In that case I was referring to community-associated MRSA. It really hasn't changed much, now that you raise it. People know it's out there. They'll have their own experience as physicians in obtaining a culture and seeing there's a bit of drug resistance out there. What they don't know is, a priori, if I have a patient in front of me, what's the probability that they have a drug-resistant infection? If they think it's very high, they're going to use the big-gun antibiotic and blow it away with that antibiotic. Over a period of time, if everybody keeps doing that.... If they know the rate is only 5%, they might take a chance and stay with the more conservative antibiotic, knowing the probability is low.
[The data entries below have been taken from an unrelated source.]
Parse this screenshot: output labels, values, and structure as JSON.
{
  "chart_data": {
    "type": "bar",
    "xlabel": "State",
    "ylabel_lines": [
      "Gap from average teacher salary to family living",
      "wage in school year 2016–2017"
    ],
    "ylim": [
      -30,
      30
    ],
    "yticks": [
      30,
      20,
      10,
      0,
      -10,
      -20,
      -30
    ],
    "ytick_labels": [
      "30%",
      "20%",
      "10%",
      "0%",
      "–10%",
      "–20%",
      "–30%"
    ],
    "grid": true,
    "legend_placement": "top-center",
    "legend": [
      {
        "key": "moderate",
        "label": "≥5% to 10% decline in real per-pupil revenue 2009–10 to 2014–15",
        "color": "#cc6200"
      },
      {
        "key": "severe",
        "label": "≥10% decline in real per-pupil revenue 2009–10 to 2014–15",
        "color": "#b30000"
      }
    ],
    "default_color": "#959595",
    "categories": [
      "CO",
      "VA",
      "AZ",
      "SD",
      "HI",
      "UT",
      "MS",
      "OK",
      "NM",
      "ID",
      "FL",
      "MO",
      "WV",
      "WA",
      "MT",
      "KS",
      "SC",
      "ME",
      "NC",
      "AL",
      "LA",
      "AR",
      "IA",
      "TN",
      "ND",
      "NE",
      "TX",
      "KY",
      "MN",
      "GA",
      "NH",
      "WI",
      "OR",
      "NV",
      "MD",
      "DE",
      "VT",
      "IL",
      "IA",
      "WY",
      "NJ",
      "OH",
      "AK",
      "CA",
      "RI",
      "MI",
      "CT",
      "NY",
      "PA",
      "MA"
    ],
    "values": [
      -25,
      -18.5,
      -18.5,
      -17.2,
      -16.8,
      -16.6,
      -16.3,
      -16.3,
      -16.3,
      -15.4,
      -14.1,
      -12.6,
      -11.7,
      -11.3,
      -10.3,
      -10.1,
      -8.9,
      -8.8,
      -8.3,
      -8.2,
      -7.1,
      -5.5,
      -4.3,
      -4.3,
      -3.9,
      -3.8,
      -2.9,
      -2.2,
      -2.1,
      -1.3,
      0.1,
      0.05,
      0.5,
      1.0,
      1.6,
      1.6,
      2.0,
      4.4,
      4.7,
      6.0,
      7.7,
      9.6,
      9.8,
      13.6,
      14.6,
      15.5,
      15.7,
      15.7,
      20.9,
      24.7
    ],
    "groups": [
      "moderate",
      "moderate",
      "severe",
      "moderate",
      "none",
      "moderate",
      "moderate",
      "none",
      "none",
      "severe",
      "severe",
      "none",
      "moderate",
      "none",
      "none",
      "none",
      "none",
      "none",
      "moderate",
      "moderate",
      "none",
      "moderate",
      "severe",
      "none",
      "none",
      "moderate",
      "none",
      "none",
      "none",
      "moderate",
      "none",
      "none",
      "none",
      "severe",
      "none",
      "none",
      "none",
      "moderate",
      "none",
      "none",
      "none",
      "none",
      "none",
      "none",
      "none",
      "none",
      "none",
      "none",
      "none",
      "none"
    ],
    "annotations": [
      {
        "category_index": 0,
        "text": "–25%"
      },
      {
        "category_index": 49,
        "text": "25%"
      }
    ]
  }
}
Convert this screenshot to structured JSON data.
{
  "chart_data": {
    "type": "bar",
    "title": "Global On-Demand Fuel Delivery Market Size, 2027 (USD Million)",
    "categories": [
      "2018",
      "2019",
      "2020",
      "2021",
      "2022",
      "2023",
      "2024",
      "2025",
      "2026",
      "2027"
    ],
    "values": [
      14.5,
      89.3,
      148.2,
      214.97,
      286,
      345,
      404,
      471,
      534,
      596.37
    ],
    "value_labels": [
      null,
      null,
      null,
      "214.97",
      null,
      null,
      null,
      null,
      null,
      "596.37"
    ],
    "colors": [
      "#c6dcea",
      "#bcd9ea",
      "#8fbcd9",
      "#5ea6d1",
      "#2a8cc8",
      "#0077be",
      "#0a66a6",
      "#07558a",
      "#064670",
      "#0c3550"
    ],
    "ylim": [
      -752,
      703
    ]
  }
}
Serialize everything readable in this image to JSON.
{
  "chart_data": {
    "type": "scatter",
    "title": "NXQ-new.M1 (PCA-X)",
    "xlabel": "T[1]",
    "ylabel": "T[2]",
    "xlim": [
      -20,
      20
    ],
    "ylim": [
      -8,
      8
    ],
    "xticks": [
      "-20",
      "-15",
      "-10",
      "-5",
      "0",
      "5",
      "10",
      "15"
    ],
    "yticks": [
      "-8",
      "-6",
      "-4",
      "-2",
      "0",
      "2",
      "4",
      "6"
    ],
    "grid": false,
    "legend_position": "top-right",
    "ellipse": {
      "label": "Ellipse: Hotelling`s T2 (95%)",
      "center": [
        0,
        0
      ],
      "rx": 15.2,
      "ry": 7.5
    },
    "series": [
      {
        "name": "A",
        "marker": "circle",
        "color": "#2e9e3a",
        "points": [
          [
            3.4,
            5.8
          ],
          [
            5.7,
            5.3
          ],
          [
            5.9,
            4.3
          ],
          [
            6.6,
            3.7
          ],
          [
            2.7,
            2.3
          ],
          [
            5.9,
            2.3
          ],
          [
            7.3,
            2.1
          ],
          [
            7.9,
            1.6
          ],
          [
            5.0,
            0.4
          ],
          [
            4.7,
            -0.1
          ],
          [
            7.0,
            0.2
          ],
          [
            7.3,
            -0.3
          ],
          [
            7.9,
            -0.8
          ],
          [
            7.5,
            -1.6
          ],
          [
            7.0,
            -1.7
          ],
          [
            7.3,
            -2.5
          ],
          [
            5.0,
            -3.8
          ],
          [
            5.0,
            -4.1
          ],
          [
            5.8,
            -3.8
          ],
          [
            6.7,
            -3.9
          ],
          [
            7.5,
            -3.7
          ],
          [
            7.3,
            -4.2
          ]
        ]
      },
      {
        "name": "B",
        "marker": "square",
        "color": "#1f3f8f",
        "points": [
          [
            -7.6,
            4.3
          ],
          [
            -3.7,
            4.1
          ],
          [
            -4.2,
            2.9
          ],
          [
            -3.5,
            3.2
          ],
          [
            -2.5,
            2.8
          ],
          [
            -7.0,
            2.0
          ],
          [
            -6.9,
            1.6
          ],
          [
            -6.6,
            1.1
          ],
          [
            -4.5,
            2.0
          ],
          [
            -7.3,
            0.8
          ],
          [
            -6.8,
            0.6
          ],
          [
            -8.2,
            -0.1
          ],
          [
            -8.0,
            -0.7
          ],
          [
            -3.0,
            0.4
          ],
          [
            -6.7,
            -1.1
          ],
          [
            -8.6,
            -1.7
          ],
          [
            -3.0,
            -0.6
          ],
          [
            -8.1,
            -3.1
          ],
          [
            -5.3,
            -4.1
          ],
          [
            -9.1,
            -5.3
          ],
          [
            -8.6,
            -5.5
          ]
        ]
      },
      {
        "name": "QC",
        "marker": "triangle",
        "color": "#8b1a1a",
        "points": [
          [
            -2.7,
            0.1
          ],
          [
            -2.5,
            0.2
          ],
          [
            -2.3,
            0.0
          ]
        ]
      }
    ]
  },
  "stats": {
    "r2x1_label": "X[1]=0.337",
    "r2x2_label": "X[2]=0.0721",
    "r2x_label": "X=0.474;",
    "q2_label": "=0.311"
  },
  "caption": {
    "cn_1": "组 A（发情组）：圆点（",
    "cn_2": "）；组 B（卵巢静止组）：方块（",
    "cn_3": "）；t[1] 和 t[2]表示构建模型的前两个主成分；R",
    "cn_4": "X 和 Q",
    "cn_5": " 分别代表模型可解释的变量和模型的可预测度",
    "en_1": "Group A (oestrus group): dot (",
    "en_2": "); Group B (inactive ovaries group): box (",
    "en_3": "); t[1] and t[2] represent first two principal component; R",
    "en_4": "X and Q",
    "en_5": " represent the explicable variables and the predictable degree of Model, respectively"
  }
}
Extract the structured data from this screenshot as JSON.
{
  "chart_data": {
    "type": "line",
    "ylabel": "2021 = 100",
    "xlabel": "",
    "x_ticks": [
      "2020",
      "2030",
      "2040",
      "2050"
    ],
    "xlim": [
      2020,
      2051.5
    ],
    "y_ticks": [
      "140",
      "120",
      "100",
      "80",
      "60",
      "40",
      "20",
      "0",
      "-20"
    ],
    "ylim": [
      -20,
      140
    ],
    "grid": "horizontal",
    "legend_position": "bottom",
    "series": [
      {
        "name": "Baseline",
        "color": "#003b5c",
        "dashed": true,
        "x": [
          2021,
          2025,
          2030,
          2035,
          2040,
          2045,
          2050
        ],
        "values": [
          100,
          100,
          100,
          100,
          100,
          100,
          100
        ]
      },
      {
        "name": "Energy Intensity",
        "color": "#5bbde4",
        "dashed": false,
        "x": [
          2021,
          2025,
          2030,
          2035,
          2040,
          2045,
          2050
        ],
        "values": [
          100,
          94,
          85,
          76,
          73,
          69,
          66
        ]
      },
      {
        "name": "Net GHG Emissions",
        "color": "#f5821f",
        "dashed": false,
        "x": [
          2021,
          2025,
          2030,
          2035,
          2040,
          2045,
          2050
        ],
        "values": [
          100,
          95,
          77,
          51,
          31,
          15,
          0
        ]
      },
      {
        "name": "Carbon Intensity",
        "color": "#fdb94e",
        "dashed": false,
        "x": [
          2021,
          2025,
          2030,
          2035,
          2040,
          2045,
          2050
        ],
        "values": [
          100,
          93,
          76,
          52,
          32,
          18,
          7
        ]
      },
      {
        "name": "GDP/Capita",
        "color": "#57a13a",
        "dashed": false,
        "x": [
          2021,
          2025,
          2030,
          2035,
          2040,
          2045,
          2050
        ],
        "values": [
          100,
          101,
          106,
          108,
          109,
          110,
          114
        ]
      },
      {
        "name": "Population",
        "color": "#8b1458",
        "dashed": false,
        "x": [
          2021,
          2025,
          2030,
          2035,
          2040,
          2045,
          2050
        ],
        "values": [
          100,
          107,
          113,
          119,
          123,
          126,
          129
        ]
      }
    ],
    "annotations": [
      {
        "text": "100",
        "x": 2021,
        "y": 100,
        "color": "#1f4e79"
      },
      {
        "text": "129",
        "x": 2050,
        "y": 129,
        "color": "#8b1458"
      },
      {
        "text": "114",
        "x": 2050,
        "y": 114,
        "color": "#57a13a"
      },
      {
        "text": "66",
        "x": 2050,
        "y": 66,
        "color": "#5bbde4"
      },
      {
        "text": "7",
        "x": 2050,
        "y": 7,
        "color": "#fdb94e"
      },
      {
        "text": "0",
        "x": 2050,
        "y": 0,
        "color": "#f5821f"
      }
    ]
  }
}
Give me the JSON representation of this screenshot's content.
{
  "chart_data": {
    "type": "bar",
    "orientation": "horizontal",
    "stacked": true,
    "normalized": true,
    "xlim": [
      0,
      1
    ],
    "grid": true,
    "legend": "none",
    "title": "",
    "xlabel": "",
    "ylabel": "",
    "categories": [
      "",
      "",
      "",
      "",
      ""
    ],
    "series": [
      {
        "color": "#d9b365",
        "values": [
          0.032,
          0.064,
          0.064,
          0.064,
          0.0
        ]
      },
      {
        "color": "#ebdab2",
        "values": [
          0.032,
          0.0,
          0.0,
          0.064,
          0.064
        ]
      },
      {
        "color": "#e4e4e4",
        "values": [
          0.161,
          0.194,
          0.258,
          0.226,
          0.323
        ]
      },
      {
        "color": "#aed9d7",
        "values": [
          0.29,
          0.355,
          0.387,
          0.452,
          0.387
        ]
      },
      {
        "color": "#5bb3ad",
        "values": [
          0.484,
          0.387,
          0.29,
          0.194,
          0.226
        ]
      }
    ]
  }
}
They might obtain a culture, but not everyone has that luxury when they're in an ambulatory community setting. It's easy sometimes for us who are hospital-based to criticize how people are behaving out in the community as prescribers, but they also have limited resources, so they have to go based on symptoms. They don't have diagnostic tests to tell them if it is a virus or not, which we might have in a hospital.
Still, the tracking thing, giving that pre-test chance of it being resistant, is missing, and that's what we need. It's the same thing even for these ominous, critical priority pathogens: if we think in hospital that someone has one of these real superbugs and we don't know yet, and we don't have the rates, we have a problem. We're going to start using the big-gun new antibiotic that comes out and blow it away.